Thézin, le poisson amoureux

Autrefois dans une contrée reculée du pays, il y avait une famille. Cette famille, pas trop nombreuse, regroupée autour du père, de la fille et de trois garçons, de la mère et d'une tante, habitait une petite maison non loin d'une rivière.

Pour aller à la rivière, le chemin le plus court, que prenaient les gens, c'était la traversée de la forêt. Elle constituait par ailleurs le moyen le plus sûr afin d'éviter de se perdre entre les contours des chemins de travers. On y prenait également moins de temps pour accéder à la rivière.

Cette famille s'organisait traditionnellement autour des travaux des champs. Et en récoltait, à chaque saison, les produits. Père et mère et les garçons s'adonnaient au métier de la terre. Ils cultivaient la parcelle familiale. Les denrées recueillies lors de la récolte étaient souvent envoyées pour être vendues dans les bourgades proches.

Les grands jours de marché. Les femmes et la fille se réveillèrent de très tôt, sous la lune gardant encore sa robe blanche, pour être avant l'aube, à l'ouverture hebdomadaire du marché . Quand la récolte ne fut pas bonne, la fille prenait seule le chemin vers le marché du village.

Les enfants, pour les travaux domestiques,  puisaient de l'eau à la rivière proche. Ils y étaient envoyés à tour de rôle. Les gamins sur le chemin de retour rapportèrent souvent à la maison une eau boueuse. 

Tous les jours cependant, la jeune fille dans sa jarre remplie du précieux liquide apporta une eau toujours claire et propre. L'eau était cristalline. Les bambins, sous le grogne des parents, affirmèrent, prenant le ciel à temoin, puiser de l'eau potable à la rivière. Mais personne ne mettait foi à leur fabulation, à leur parole. Pour un mystère c'en était un et il demeurait entier, vaste, irrésolu.
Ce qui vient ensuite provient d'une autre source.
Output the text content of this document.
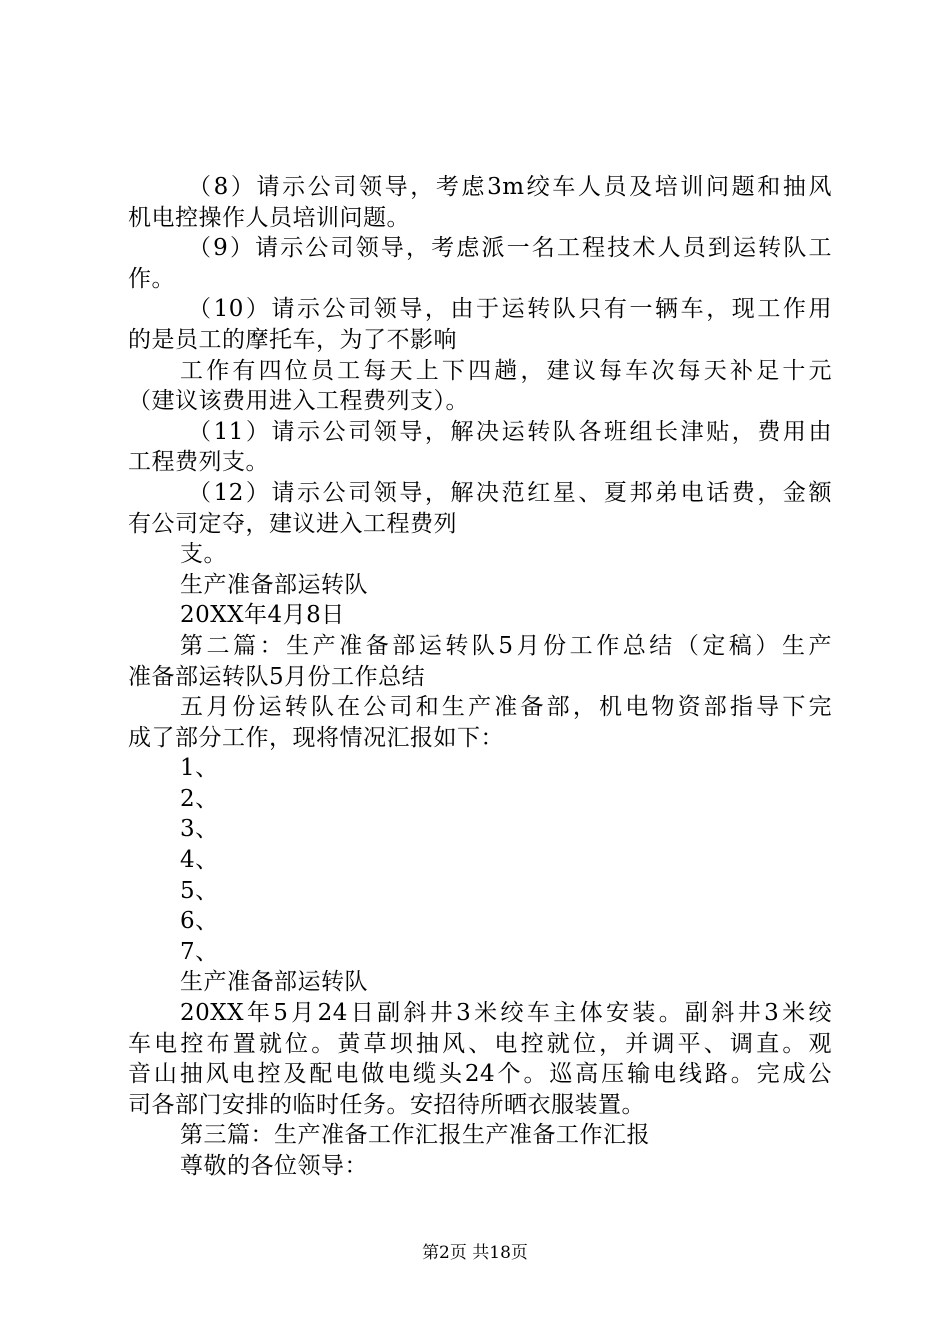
（8）请示公司领导，考虑3m绞车人员及培训问题和抽风
机电控操作人员培训问题。
（9）请示公司领导，考虑派一名工程技术人员到运转队工
作。
（10）请示公司领导，由于运转队只有一辆车，现工作用
的是员工的摩托车，为了不影响
工作有四位员工每天上下四趟，建议每车次每天补足十元
（建议该费用进入工程费列支）。
（11）请示公司领导，解决运转队各班组长津贴，费用由
工程费列支。
（12）请示公司领导，解决范红星、夏邦弟电话费，金额
有公司定夺，建议进入工程费列
支。
生产准备部运转队
20XX年4月8日
第二篇：生产准备部运转队5月份工作总结（定稿）生产
准备部运转队5月份工作总结
五月份运转队在公司和生产准备部，机电物资部指导下完
成了部分工作，现将情况汇报如下：
1、
2、
3、
4、
5、
6、
7、
生产准备部运转队
20XX年5月24日副斜井3米绞车主体安装。副斜井3米绞
车电控布置就位。黄草坝抽风、电控就位，并调平、调直。观
音山抽风电控及配电做电缆头24个。巡高压输电线路。完成公
司各部门安排的临时任务。安招待所晒衣服装置。
第三篇：生产准备工作汇报生产准备工作汇报
尊敬的各位领导：
第2页 共18页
Un matin, en l'absence des parents, le plus jeune des gamins partit à la suite de sa sœur. Il l'avait vue prendre un seau et se diriger vers le chemin de la rivière. Il a voulu percer le secret. La jeune fille ne croyait pas être poursuivie lorsqu'après avoir ôté ses vêtements, elle improvisa une romance folle

« Thezin mon ami mwen zen

Thezin mon ami mwen zen

Thezin nan dlo

Mon ami mwen zen

Thezin anba dlo mon ami mwen zen »

Sous les notes douces de la jeune fille, dans un bouillonnement qui grossit peu à peu le merveilleux poisson monta à la surface de l'eau. Le gamin, les yeux étonnés, grands ouverts sous l'émotion , retint son souffle pour ne pas laisser partir le cri qui l'étrangla d'effroi. Le poisson parla à la jeune femme. Les mots de l'animal du fleuve firent frissonner sa chair. Le poisson amoureux composa un hymne, un beau chant à la gloire de son adorée. La fille, à la suite de la chanson, partit à la rivière rejoindre son bien-aimé. Ils étaient là depuis un long moment quand elle décida enfin de rentrer chez elle. C'était un gros poisson au corps recouvert d'écailles dorées. Sous le grand soleil de midi, on en dirait de l'or tant qu'il éblouissait sous l'astre du matin. Selon le point de vue de certains, le poisson ne pouvait être qu'un animal magique.

Elle était depuis revenue de la rivière. Le seau rempli d'eau saine, potable. Ses yeux assurés brillèrent sous les derniers rayons blafards du soleil. Le garçon, arrivé quelques minutes plus tôt, avait fait le récit détaillé à ses parents. Tania est en amour. Tania est amoureuse. Mais pas de mal à cela. Elle a grandi et ce n'est rien aujourd'hui si elle est devenue femme. Amoureux d'un poisson, ce fut une autre affaire!  la parole renversa la mère sous l'émotion et fit monter un début de colère aux lèvres du cultivateur.

Les jours couraient. La jeune fille partait tous les matins et revenait dans l'après- midi. C'était bien elle qui lessivait les vêtements en l'absence de sa mère. Pourtant, après la longue journée, Tania n'avait jamais la faim aux lèvres. Le poisson amoureux, sortant dans l'eau à la suite de la chanson « Thezin », sauta sur les arbres et cueillit les plus beaux fruits pour sa bien-aimée. Si bien qu'elle n'eût jamais faim. La jeune fille laissa sur la table le copieux plat de maïs arrosé de sauce de poulet créole.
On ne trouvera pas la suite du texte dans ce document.